Black History Month: Get to Know Ruby Bridges

Ruby Bridges became the first black student to integrate into an elementary school in the South in 1960, at the young age of 6. This was a huge advancement for the civil rights movement.

Bridges was born in 1954, the oldest of five children in Tylertown, Mississippi. Her family moved to New Orleans, Louisiana when Ruby was 2 years old, in search of better opportunities. 1954 (Ruby’s birth year) coincided with the Supreme Court ruling in the Brown v. Board of Education case that ended racial segregation in public schools. However, southern schools resisted integration and continued with racial segregation in their schools. In 1959, Ruby attended a segregated kindergarten.

A year later, Louisiana was forced by a federal court order to desegregate. The school district made entrance exams for African American students, seeing whether or not they could keep up with the other students. Ruby was one of six students to pass the exam. Ruby was admitted to William Frantz Elementary School on November 14th.
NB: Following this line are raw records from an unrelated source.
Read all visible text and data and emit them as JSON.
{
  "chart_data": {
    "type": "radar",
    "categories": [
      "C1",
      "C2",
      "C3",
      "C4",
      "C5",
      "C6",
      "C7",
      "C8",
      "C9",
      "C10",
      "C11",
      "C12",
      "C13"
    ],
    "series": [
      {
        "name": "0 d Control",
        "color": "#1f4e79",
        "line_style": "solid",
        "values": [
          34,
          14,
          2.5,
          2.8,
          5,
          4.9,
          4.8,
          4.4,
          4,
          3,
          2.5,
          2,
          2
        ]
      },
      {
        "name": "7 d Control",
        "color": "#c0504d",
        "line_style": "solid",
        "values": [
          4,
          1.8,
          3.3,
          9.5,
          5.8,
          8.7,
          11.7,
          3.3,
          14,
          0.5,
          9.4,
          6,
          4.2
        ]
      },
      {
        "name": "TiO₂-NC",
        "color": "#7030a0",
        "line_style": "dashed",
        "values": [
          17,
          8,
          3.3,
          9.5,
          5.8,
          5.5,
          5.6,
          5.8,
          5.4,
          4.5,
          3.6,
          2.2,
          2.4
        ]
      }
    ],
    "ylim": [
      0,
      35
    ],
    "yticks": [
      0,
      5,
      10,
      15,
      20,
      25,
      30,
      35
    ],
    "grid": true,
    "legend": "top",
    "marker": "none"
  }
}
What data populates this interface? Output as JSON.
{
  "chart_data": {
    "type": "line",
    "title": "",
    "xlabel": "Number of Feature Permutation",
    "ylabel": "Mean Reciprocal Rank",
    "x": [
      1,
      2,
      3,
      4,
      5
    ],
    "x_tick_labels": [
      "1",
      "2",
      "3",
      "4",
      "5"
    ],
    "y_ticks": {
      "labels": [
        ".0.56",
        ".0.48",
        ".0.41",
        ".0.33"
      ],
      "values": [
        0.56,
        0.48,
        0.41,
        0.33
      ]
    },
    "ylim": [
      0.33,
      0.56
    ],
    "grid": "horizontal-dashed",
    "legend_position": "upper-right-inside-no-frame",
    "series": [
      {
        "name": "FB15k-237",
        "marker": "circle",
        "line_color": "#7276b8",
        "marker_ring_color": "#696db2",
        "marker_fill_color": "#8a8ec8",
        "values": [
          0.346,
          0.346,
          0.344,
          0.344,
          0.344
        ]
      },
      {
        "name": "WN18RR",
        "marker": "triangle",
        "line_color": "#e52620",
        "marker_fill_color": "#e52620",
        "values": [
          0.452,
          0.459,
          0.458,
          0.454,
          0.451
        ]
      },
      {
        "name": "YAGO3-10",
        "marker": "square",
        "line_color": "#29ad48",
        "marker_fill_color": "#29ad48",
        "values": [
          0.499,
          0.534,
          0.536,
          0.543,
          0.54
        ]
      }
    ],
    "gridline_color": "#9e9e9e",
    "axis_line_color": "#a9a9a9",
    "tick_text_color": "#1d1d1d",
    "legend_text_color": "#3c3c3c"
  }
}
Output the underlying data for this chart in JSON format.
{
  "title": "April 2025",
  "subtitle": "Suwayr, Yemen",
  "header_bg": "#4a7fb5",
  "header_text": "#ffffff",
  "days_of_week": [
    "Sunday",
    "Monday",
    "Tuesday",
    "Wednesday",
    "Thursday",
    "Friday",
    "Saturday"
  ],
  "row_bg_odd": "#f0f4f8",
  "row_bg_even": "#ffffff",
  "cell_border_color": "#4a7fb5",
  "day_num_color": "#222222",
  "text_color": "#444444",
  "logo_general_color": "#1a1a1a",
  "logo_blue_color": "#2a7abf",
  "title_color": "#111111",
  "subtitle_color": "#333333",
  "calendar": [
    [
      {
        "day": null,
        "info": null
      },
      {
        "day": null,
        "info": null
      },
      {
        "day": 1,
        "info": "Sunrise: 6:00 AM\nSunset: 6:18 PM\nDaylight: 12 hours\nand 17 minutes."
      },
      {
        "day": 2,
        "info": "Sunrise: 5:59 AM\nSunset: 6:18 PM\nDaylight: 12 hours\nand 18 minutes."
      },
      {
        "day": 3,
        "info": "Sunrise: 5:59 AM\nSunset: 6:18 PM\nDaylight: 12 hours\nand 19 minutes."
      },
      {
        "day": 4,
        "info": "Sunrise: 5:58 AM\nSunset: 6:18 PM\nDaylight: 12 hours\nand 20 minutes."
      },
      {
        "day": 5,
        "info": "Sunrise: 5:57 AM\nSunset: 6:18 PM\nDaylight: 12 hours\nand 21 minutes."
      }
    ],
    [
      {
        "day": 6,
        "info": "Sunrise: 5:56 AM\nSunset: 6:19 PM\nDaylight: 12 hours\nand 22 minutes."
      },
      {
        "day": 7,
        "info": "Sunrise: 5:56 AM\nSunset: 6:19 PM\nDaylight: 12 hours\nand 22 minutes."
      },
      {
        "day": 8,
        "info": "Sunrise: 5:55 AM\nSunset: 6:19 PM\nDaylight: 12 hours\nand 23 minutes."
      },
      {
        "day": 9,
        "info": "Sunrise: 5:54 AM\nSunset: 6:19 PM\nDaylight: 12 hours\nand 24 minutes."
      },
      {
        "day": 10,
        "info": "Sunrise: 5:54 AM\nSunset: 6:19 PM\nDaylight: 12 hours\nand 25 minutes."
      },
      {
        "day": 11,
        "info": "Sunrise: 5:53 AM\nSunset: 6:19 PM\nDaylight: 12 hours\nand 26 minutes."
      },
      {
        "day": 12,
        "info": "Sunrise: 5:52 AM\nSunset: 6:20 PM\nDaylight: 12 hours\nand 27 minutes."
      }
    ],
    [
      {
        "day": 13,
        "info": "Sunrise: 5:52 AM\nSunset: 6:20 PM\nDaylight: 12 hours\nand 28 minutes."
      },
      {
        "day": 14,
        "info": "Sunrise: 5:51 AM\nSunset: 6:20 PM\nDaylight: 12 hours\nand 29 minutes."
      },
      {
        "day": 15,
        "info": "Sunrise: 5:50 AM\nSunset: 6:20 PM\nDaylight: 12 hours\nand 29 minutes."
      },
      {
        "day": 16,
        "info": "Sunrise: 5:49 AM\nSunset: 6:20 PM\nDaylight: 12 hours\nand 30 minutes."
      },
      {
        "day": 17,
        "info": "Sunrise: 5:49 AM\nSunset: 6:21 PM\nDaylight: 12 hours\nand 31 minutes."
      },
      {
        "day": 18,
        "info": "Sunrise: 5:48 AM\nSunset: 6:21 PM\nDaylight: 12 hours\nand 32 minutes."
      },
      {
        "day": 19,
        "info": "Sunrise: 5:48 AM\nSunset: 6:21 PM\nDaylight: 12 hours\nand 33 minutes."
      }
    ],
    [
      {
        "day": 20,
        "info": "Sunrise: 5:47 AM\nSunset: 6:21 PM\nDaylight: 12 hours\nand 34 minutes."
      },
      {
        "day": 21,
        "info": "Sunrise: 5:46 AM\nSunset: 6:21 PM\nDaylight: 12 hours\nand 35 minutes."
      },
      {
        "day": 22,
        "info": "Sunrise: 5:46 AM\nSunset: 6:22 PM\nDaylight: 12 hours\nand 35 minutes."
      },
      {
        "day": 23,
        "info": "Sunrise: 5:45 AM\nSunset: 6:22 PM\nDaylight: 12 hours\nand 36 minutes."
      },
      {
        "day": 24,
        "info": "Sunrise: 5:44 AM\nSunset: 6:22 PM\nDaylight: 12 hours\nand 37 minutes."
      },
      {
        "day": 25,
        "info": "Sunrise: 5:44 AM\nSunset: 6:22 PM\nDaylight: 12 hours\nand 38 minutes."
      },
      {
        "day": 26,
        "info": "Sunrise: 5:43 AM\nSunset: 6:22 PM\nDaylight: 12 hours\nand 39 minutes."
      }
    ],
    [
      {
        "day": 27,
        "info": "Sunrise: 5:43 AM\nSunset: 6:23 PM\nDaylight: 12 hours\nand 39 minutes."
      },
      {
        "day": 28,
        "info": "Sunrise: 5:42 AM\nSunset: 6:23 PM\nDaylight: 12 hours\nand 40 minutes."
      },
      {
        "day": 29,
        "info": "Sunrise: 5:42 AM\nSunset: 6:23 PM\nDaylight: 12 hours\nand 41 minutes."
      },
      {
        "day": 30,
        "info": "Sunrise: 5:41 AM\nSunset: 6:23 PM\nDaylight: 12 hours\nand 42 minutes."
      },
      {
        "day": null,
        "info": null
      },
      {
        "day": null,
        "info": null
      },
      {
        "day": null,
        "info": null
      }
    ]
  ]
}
Ruby and her mother were escorted by federal marshals to school every day. She walked past crowds screaming vicious slurs at her. Her first day of school was spent in the principal’s office due to the amount of chaos started by white parents who pulled their students from the school. Barbara Henry was the only teacher willing to teach Ruby, she was in a class of one all year. Ruby ate lunch alone, sometimes playing with Henry at recess.

Ruby endured the hate, graduating from a desegregated high school. Ruby wrote about her experiences in two books, both received the Carter G. Woodson Book Award. Ruby established The Ruby Bridges Foundation in 1999 to promote change through education. In 2000, she was made an honorary deputy marshal in a ceremony in Washington, DC.

A lifelong activist for racial equality, she reflects on her experiences as a pioneer in the Civil Rights Movement and what this experience taught her about racial discrimination.